The accuracy of OCR depends on the quality of images and the capabilities of OCR engines in processing different font types, languages, and such. This is particularly true for older books with ancient and pale fonts. Obtaining accuracy close to 100 percent usually requires some level of manual correction. Human intervention in large-scale efforts is minimal, so OCR files do not typically go through a quality control process to identify errors. Some experts believe that the 98-99 percent accuracy achieved by automated OCR is good enough to meet indexing and discovery needs. Other scholars, such as Jean-Claude Guedon, have expressed concern that centuries of progress toward increasingly accurate and high-quality printing could be reversed owing to lack of OCR quality control and high standards for LSDIs.⁶⁶

3.3 Technical Infrastructure

Numerous factors put digital data at risk. Many technologies disappear as product lines are replaced, and backward compatibility is not always guaranteed. The vulnerable elements of the technical infrastructure for digital image collections include the following:

storage media: at risk for mishandling, improper storage, data corruption, physical damage, or obsolescence
file formats and compression schemes: at risk for obsolescence
various application, Internet protocol, and standard dependencies: at risk for impact of updates and revisions on dependent processes and operations

The sidebar at left lists some of the technical procedures involved in preserving digital content. The curatorial strategies listed are being addressed in various library forums. Digital preservation infrastructure relies on a robust computing and networking infrastructure and a scalable storage strategy. This section primarily addresses storage issues, which pose a major challenge for data management and storage architectures because of the sheer amount of data presented by LSDIs.

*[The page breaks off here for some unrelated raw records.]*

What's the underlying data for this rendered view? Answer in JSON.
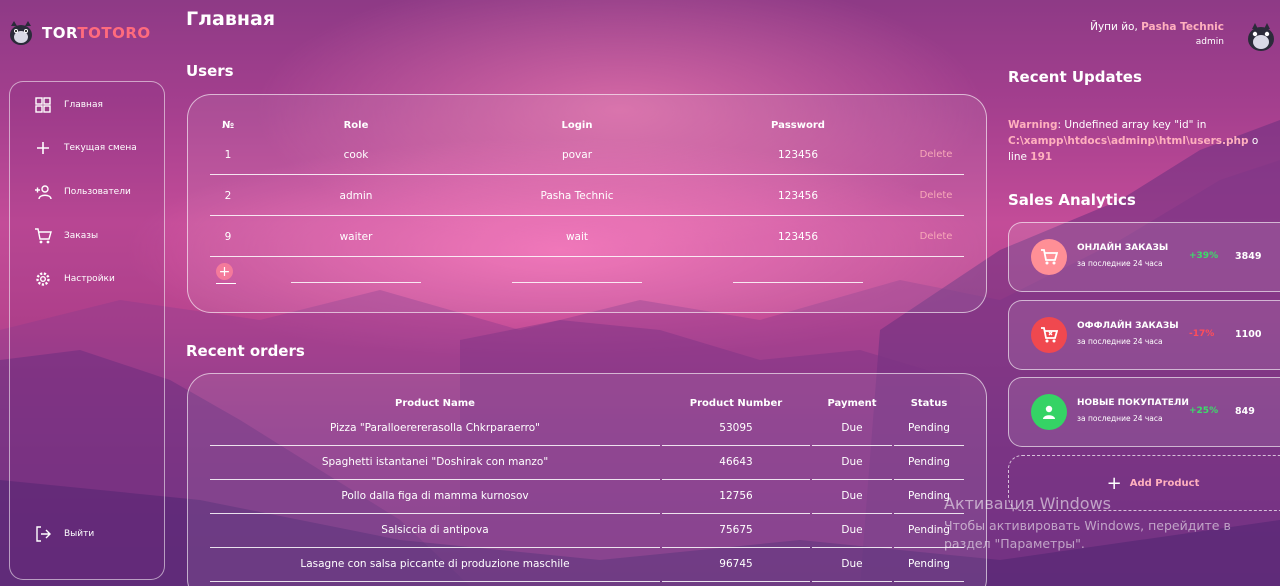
{
  "brand": {
    "part_a": "TOR",
    "part_b": "TOTORO"
  },
  "page_title": "Главная",
  "nav": {
    "home": "Главная",
    "shift": "Текущая смена",
    "users": "Пользователи",
    "orders": "Заказы",
    "settings": "Настройки",
    "logout": "Выйти"
  },
  "users": {
    "title": "Users",
    "headers": {
      "num": "№",
      "role": "Role",
      "login": "Login",
      "password": "Password"
    },
    "rows": [
      {
        "num": "1",
        "role": "cook",
        "login": "povar",
        "password": "123456",
        "action": "Delete"
      },
      {
        "num": "2",
        "role": "admin",
        "login": "Pasha Technic",
        "password": "123456",
        "action": "Delete"
      },
      {
        "num": "9",
        "role": "waiter",
        "login": "wait",
        "password": "123456",
        "action": "Delete"
      }
    ],
    "add_symbol": "+"
  },
  "orders": {
    "title": "Recent orders",
    "headers": {
      "name": "Product Name",
      "number": "Product Number",
      "payment": "Payment",
      "status": "Status"
    },
    "rows": [
      {
        "name": "Pizza \"Paralloerererasolla Chkrparaerro\"",
        "number": "53095",
        "payment": "Due",
        "status": "Pending"
      },
      {
        "name": "Spaghetti istantanei \"Doshirak con manzo\"",
        "number": "46643",
        "payment": "Due",
        "status": "Pending"
      },
      {
        "name": "Pollo dalla figa di mamma kurnosov",
        "number": "12756",
        "payment": "Due",
        "status": "Pending"
      },
      {
        "name": "Salsiccia di antipova",
        "number": "75675",
        "payment": "Due",
        "status": "Pending"
      },
      {
        "name": "Lasagne con salsa piccante di produzione maschile",
        "number": "96745",
        "payment": "Due",
        "status": "Pending"
      }
    ]
  },
  "user_info": {
    "greeting": "Йупи йо, ",
    "name": "Pasha Technic",
    "role": "admin"
  },
  "updates": {
    "title": "Recent Updates",
    "warning_label": "Warning",
    "warning_text": ": Undefined array key \"id\" in",
    "path": "C:\\xampp\\htdocs\\adminp\\html\\users.php",
    "path_suffix": " o",
    "line_prefix": "line ",
    "line_num": "191"
  },
  "sales": {
    "title": "Sales Analytics",
    "cards": [
      {
        "title": "ОНЛАЙН ЗАКАЗЫ",
        "subtitle": "за последние 24 часа",
        "percent": "+39%",
        "value": "3849",
        "color": "#ff8f96",
        "pct_color": "#3ddc6a"
      },
      {
        "title": "ОФФЛАЙН ЗАКАЗЫ",
        "subtitle": "за последние 24 часа",
        "percent": "-17%",
        "value": "1100",
        "color": "#f0484f",
        "pct_color": "#ff4d5a"
      },
      {
        "title": "НОВЫЕ ПОКУПАТЕЛИ",
        "subtitle": "за последние 24 часа",
        "percent": "+25%",
        "value": "849",
        "color": "#35d365",
        "pct_color": "#3ddc6a"
      }
    ],
    "add_product": "Add Product"
  },
  "windows_activation": {
    "title": "Активация Windows",
    "line1": "Чтобы активировать Windows, перейдите в",
    "line2": "раздел \"Параметры\"."
  }
}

E-science data initiatives have introduced libraries to the challenges associated with large-scale database storage and retrieval.⁶⁷ Nonetheless, many participating libraries still have limited experience in data management. An extensive review by the British Library revealed that storage technologies continue to evolve and that data-storage vendors are coming up with new standards and solutions.⁶⁸ This trend requires the development of solutions that can accommodate expanding content and emerging storage technologies. The findings of the recent Getty Research Institute survey also pointed out the need to rethink infrastructure and storage models.⁶⁹

According to the Getty international survey of digital preservation systems, 66 percent of the 316 institutions surveyed had less than 10 terabytes (Tb) of data, and their storage costs ranged from $400 to $15,000 per Tb. The wide range reflects the lack of common metrics in projecting and reporting such expenses. With the exception of two sites that store video, Digital Library Federation (DLF) members representing many LSDIs that responded to the survey reported storing data in the range of 2–20 Tb. Cornell University Library’s copy of each digital book created through the Cornell-Microsoft partnership is approximately 700 megabytes (Mb). Based on this per-book estimate, Cornell anticipates having to store approximately 60 Tb of digital content, representing nearly 100,000 volumes, during the first year of the initiative. By comparison, Cornell accumulated only 5 Tb of content through 15 years of digital imaging activities.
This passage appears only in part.